Here Are 6 Resistance Band Exercises For Building Strong Muscles:
1. Glute Kickbacks:
To start this workout, you need to first get on your knees and your hands. You will hold both the handles just under the chest. You will again loop the band just around the arch of the right foot. In this position, you need to have your core tight. Your back should be completely flat as you start with the workout. You will slowly contract the butt and then with great power and confidence, you need to kick out the right leg as much as you can. You need to stay in this position for at least 2 seconds and then get back to the start position. You will complete one whole set and again switch your legs. You need to repeat at least 8-10 times as you start the workout.
2. The Clam:
The clam works the outer thighs and gluteal muscles. It also enhances external hip rotation, which improves dance and athletic performance. Lie on your side, with your knees bent at a 45-degree angle. Secure the loop band around your thighs, just above your knees. Keep your heels together, stabilize your pelvis, and lift your top knee against the band’s resistance so it faces the ceiling. Do 12 repetitions, then switch sides and repeat.

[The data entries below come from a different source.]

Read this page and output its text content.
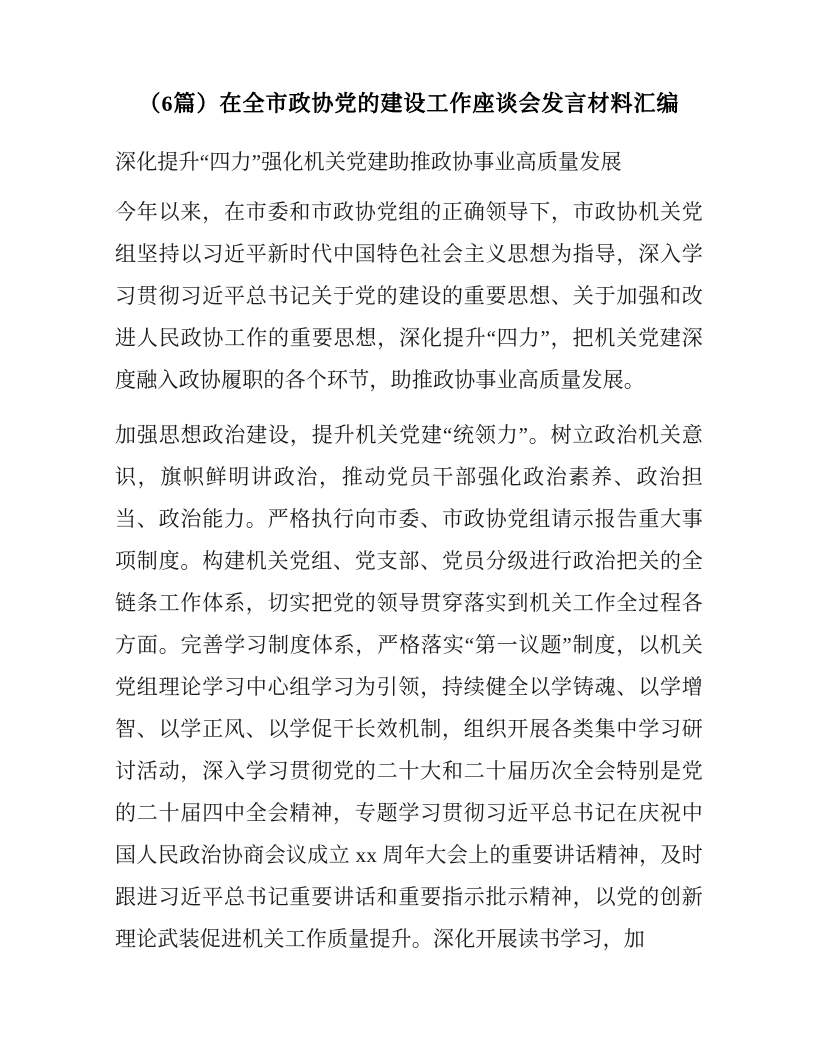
（6篇）在全市政协党的建设工作座谈会发言材料汇编

深化提升“四力”强化机关党建助推政协事业高质量发展

今年以来，在市委和市政协党组的正确领导下，市政协机关党组坚持以习近平新时代中国特色社会主义思想为指导，深入学习贯彻习近平总书记关于党的建设的重要思想、关于加强和改进人民政协工作的重要思想，深化提升“四力”，把机关党建深度融入政协履职的各个环节，助推政协事业高质量发展。

加强思想政治建设，提升机关党建“统领力”。树立政治机关意识，旗帜鲜明讲政治，推动党员干部强化政治素养、政治担当、政治能力。严格执行向市委、市政协党组请示报告重大事项制度。构建机关党组、党支部、党员分级进行政治把关的全链条工作体系，切实把党的领导贯穿落实到机关工作全过程各方面。完善学习制度体系，严格落实“第一议题”制度，以机关党组理论学习中心组学习为引领，持续健全以学铸魂、以学增智、以学正风、以学促干长效机制，组织开展各类集中学习研讨活动，深入学习贯彻党的二十大和二十届历次全会特别是党的二十届四中全会精神，专题学习贯彻习近平总书记在庆祝中国人民政治协商会议成立 xx 周年大会上的重要讲话精神，及时跟进习近平总书记重要讲话和重要指示批示精神，以党的创新理论武装促进机关工作质量提升。深化开展读书学习，加
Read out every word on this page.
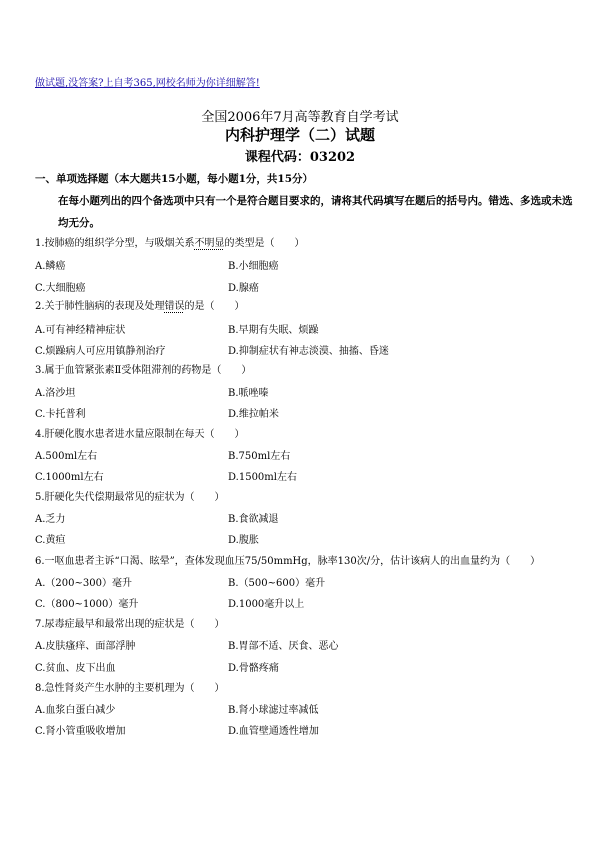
做试题,没答案?上自考365,网校名师为你详细解答!
全国2006年7月高等教育自学考试
内科护理学（二）试题
课程代码：03202
一、单项选择题（本大题共15小题，每小题1分，共15分）
在每小题列出的四个备选项中只有一个是符合题目要求的，请将其代码填写在题后的括号内。错选、多选或未选均无分。
1.按肺癌的组织学分型，与吸烟关系不明显的类型是（　　）
A.鳞癌	B.小细胞癌
C.大细胞癌	D.腺癌
2.关于肺性脑病的表现及处理错误的是（　　）
A.可有神经精神症状	B.早期有失眠、烦躁
C.烦躁病人可应用镇静剂治疗	D.抑制症状有神志淡漠、抽搐、昏迷
3.属于血管紧张素Ⅱ受体阻滞剂的药物是（　　）
A.洛沙坦	B.哌唑嗪
C.卡托普利	D.维拉帕米
4.肝硬化腹水患者进水量应限制在每天（　　）
A.500ml左右	B.750ml左右
C.1000ml左右	D.1500ml左右
5.肝硬化失代偿期最常见的症状为（　　）
A.乏力	B.食欲减退
C.黄疸	D.腹胀
6.一呕血患者主诉“口渴、眩晕”，查体发现血压75/50mmHg，脉率130次/分，估计该病人的出血量约为（　　）
A.（200~300）毫升	B.（500~600）毫升
C.（800~1000）毫升	D.1000毫升以上
7.尿毒症最早和最常出现的症状是（　　）
A.皮肤瘙痒、面部浮肿	B.胃部不适、厌食、恶心
C.贫血、皮下出血	D.骨骼疼痛
8.急性肾炎产生水肿的主要机理为（　　）
A.血浆白蛋白减少	B.肾小球滤过率减低
C.肾小管重吸收增加	D.血管壁通透性增加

3. Standing Leg Adduction:
This is a beneficial exercise for building strong thigh and calf muscles. You will attach the end of the elastic to an ankle strap. Again wrap this strap around the ankle. You will be standing at least three feet away from the door. Your active leg, with the strap should be close to the door. You can also place a chair which will help in building stability. You need to keep the back straight, your head should be straight in this position and your stomach totally tight. Your active leg shall be positioned at a 45 degree angle with floor. You need to slowly pull the active leg inwards and move it away from the anchor point. Your active foot shall be just in front of the stationary foot. You need to repeat this movement at least 10-12 times as you begin.
4. Lying Hip Abductions:
This is a great exercise which helps in building muscle strength and great endurance. You need to start the workout by lying down comfortably on your side. Your legs shall be stacked. You will then string one resistance loop just around the ankles. You will brace your core muscles and your upper body. You also need to add power to your butt muscles and slowly raise your left leg up. You will move your left leg in the air. Hold on to this position for at least one second and you can again get to the bottom. You need to complete a set, then flip over and repeat the workout on your other side.
5. Band Walk:
Outer thigh exercises are usually not weight bearing. However, band walk is one weight bearing exercise which is quite effective in building strong muscles and helps in development of outer thigh muscles. To do this workout, you will need the continuous loop band. You will place this band just around the ankles. Now, take one step a little sideways and you will step with the right foot. You will again bring the left foot in and meet it. You need to do at least four sets of this workout. You will take eight steps towards the right and again eight steps towards your left.
6. Front Squat:
Start the workout by standing on the band. Your feet shall be wider than your shoulder width. You will hold on a handle in your hand. Move the top of this band over each should. You will sit comfortably down. Keep your chest up. Your abs shall be quite firm. You will be pressing the knees out over the toes. You need to again rise up and get back to the start position. You need to repeat this workout at least 12 times, when you are starting and as your body gets comfortable you can increase the count to 20.